House Minority Leader John A. Boehner (Ohio) described the stimulus package as a "billion-dollar-a-page" spending plan and accused Democrats of not wanting people to read it "because they might actually find out what's in it. And in the days and weeks and months to come, we'll know how this money will be spent."

Obama aides had predicted several weeks ago that Republican lawmakers from states such as Michigan, Florida and California, where many communities are struggling, would feel compelled to vote for the bill's final passage because of the impact it promised for their constituents. Instead, opposition to the plan only increased over that time.

"This was not an easy vote for me. I had to dig down deep," said Rep. Candice S. Miller (R-Mich.). Her conclusion: "Michigan, we are getting railroaded."

Long before the end of the 100 days that, since FDR's feat, have been used to measure the opening act of a presidency, Obama and his allies who control Congress can point to a major legislative victory earlier than most new administrations.

At about this point in Bill Clinton's administration, the president and his new team were putting the final touches on an economic plan that had yet to be publicly announced.

That economic plan ultimately passed in August, giving the young president a victory. But his $19 billion stimulus plan — one-fortieth of the current legislation — was too controversial to survive the partisan battles.

By the end of three weeks, Clinton had named an envoy to Bosnia and announced rules to limit corporate tax deductions for executive pay. And he had announced a plan to save $35 billion in Medicare costs by cutting payments to hospitals and raising premiums for the wealthier elderly. He railed at the cost of prescription drugs. But none of those issues was resolved within that time.

President George W. Bush was similarly without a major achievement by the week of Feb. 8, 2001, three weeks after his inauguration.

Bush had begun selling his $1.6 trillion plan to cut taxes, and he had announced a plan for a big investment in new weaponry for the military. He was preparing for his first international trip, to Mexico, and gave a speech to military units warning against "overdeployment."

Unlike Obama, by this point Bush had not yet held a prime-time news conference. Like Obama, Bush made an early gesture to encourage bipartisanship: inviting members of the Kennedy family to the White House to see the movie "Thirteen Days."

Bush's efforts at bipartisanship largely failed, but not until after he had launched a war in Iraq and pursued controversial efforts to expand the power of the executive branch.

Obama may yet find that his early legislative success amounts to little in a country where the public has a famously short attention span. And other issues will soon intrude on a White House that has largely tried to postpone foreign policy concerns and other domestic issues.

Obama moved quickly to announce the closure of the prison facility at Guantanamo Bay, Cuba, but he said it would take a year to study how to make it happen.
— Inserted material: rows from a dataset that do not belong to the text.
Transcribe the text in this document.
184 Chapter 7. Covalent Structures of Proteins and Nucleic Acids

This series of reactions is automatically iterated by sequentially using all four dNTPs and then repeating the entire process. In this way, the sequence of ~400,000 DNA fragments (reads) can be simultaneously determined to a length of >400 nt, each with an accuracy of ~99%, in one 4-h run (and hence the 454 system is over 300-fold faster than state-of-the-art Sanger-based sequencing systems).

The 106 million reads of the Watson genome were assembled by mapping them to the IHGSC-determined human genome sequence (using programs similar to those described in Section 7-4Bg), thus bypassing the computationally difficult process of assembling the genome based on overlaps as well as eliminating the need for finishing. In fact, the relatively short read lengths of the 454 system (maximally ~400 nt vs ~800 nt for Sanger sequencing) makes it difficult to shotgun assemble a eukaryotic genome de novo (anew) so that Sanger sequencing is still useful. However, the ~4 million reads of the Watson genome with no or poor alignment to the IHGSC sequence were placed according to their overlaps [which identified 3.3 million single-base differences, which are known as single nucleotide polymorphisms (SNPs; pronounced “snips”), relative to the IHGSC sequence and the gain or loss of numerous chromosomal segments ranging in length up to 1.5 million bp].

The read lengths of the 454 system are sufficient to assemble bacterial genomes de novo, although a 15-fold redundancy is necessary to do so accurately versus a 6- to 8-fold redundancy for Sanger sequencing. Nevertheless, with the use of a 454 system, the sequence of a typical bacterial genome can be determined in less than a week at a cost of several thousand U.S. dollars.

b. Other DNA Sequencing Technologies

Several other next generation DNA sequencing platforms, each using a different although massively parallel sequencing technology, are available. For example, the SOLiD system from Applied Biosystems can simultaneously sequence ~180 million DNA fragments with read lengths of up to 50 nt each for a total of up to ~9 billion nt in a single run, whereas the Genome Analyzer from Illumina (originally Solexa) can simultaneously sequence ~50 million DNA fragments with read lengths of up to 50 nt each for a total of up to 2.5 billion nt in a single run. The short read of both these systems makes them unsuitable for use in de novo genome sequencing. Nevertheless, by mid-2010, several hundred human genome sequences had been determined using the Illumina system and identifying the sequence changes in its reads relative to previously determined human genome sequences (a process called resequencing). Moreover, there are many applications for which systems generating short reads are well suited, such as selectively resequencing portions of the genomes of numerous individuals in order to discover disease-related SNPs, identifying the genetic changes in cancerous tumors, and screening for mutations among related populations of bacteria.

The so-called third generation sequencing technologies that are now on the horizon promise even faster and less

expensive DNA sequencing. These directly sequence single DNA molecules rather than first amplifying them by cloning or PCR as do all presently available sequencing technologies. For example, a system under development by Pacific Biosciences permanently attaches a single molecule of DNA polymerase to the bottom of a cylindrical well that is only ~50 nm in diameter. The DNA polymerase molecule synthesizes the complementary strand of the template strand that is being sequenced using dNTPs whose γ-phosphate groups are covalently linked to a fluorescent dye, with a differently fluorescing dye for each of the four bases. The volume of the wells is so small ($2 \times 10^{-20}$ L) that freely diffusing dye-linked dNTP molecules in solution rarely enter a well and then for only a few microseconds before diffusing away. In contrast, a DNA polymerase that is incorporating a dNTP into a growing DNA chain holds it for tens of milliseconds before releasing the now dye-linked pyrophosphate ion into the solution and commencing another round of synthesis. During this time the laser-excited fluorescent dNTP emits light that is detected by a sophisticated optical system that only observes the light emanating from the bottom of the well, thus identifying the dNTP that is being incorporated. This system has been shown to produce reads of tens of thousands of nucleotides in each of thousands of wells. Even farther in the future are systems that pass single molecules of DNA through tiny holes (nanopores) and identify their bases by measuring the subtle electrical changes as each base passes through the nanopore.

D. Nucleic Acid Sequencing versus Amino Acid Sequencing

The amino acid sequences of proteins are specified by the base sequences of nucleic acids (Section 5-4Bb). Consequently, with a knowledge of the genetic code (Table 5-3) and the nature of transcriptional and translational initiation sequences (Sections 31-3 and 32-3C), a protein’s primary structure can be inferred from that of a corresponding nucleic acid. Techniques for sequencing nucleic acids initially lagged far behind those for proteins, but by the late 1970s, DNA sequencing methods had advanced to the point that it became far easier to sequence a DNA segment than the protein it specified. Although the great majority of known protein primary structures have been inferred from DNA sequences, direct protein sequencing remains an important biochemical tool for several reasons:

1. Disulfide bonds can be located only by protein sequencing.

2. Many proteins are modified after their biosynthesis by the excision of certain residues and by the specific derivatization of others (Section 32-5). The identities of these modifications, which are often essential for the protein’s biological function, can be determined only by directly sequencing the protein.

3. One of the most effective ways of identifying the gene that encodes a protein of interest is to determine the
On issues ranging from Pakistan and Afghanistan to the war in Iraq, he has ordered commissions or study groups to make recommendations.

And thus far, he has taken a pass on other hot-button domestic issues: He has not succumbed to pressure to take quick action on stem cell research or new unionizing rules, for example.

Obama aides dismiss such points, saying that the deepening economic crisis required the president to focus all of his attention on the stimulus package first.

Emanuel, who served as a senior adviser in Clinton's administration, said, "Having been in two separate White Houses, within our third week, given our set of accomplishments — well, measure them up."